What it's still built on

None of this works without the v1 foundation. TDD is still RED before GREEN; that's the architect's failing-test spec. "Attack your own code before you ship it" is now institutionalized as the critic lenses and the independent QA pass. "Read before you write" is an explicit exploration phase before anyone touches a file. And "document while the context is fresh," v1's Phase 6, is now its own dedicated agent: the documentation librarian, whose only loyalty is to docs that match the code. v2 didn't throw away the disciplined developer. It cloned them into a team, put an architect in charge, and left me to conduct.

What it's not

A few honest caveats, because the failure modes are real:

  • It's not magic, and it's not free. An ensemble of agents costs more tokens than one Claude doing one thing. A complexity gate keeps trivial work from paying the team tax: a one-line fix goes to a single subagent, not the full roster. The team is for the genuinely complex stuff.
  • You don't trade code for paperwork. The natural worry is that you've just swapped writing code for writing exhaustive tickets. You haven't. The issue-maintainer takes a one-line idea and produces the structured issue; your input stays a sentence of intent, not a spec.
  • It doesn't merge for you, and it doesn't decide for you. The orchestrator declares a PR merge-ready and pings you. You merge, and you make the product calls. The conductor stays in the loop at the decisions that are irreversible or need a human who owns the outcome.
  • It won't save a bad contract. If the architect's data contract is wrong, every builder builds the wrong thing in parallel, efficiently. Garbage in, garbage out, just faster. The architect phase is where you pay the most attention.

The source

The full workflow, the issue-maintainer, the orchestrator skill, the architect, the builders, the persona lenses, the librarian, and the parallel-pipeline machinery, is open source and MIT-licensed at github.com/vlad-ko/claude-wizard. The repo ships an agents/ roster you dispatch, a reference/ set of deep-dives (the threading model, the parallel pipeline, the PR review cycle), and an ARCHITECTURE.md with the system diagrams. Fork it. Adapt the personas to your product's users (the domain-user-lens is a template you copy once per persona), swap in your test runner, your CI, and your code-review bot, and make it yours. The framework-specific details are stripped out; the methodology is language- and stack-agnostic.
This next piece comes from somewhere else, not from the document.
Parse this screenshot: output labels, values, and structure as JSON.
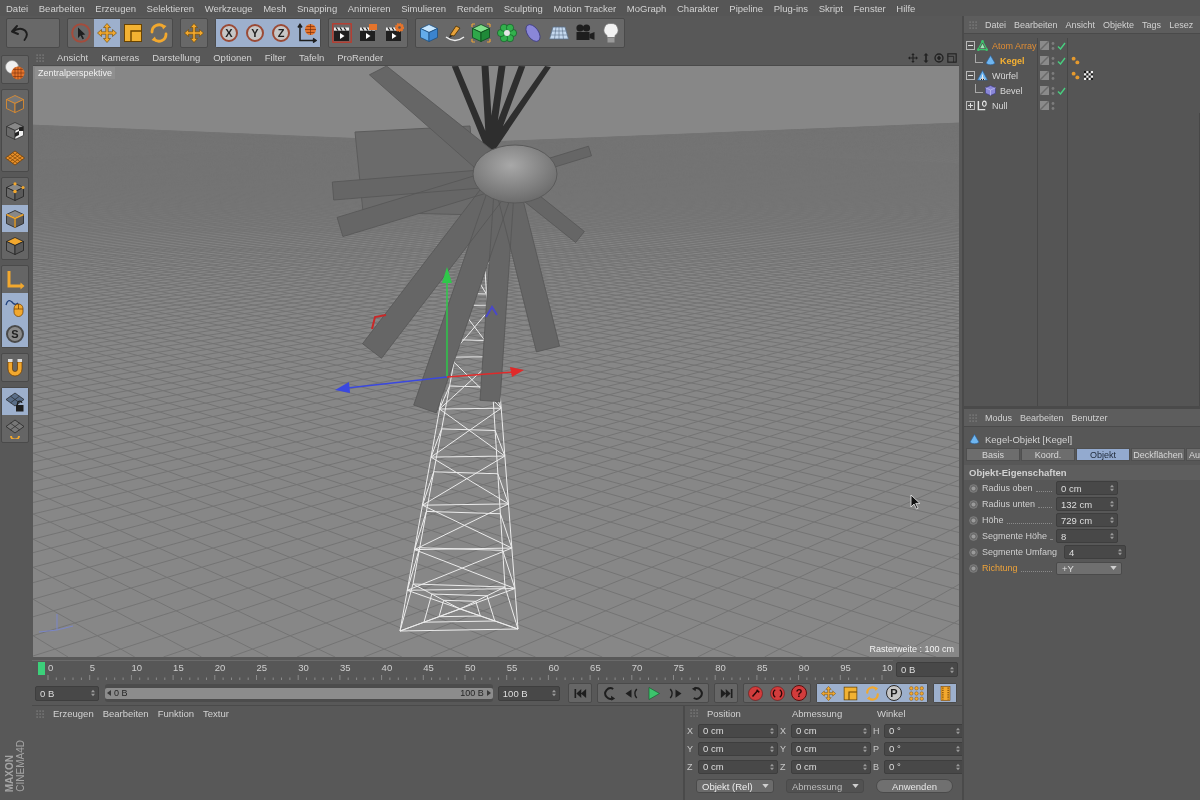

If you want the single-skill, one-disciplined-developer version, the original /wizard, it's preserved at the v1 git tag and still works. Start there if a team feels like more than you need. A lot of people will never want more than the solo architect, and that's a completely reasonable place to live.

And if you haven't read it, the original post that started all this, "I Made Claude Code Think Before It Codes. Here's the Prompt.", is the foundation everything above is built on. v2 is just what happens when you take one disciplined developer and ask: what if there were a whole team of them, an agent to turn ideas into issues, and someone to conduct the whole thing?

Now go build something while you sleep.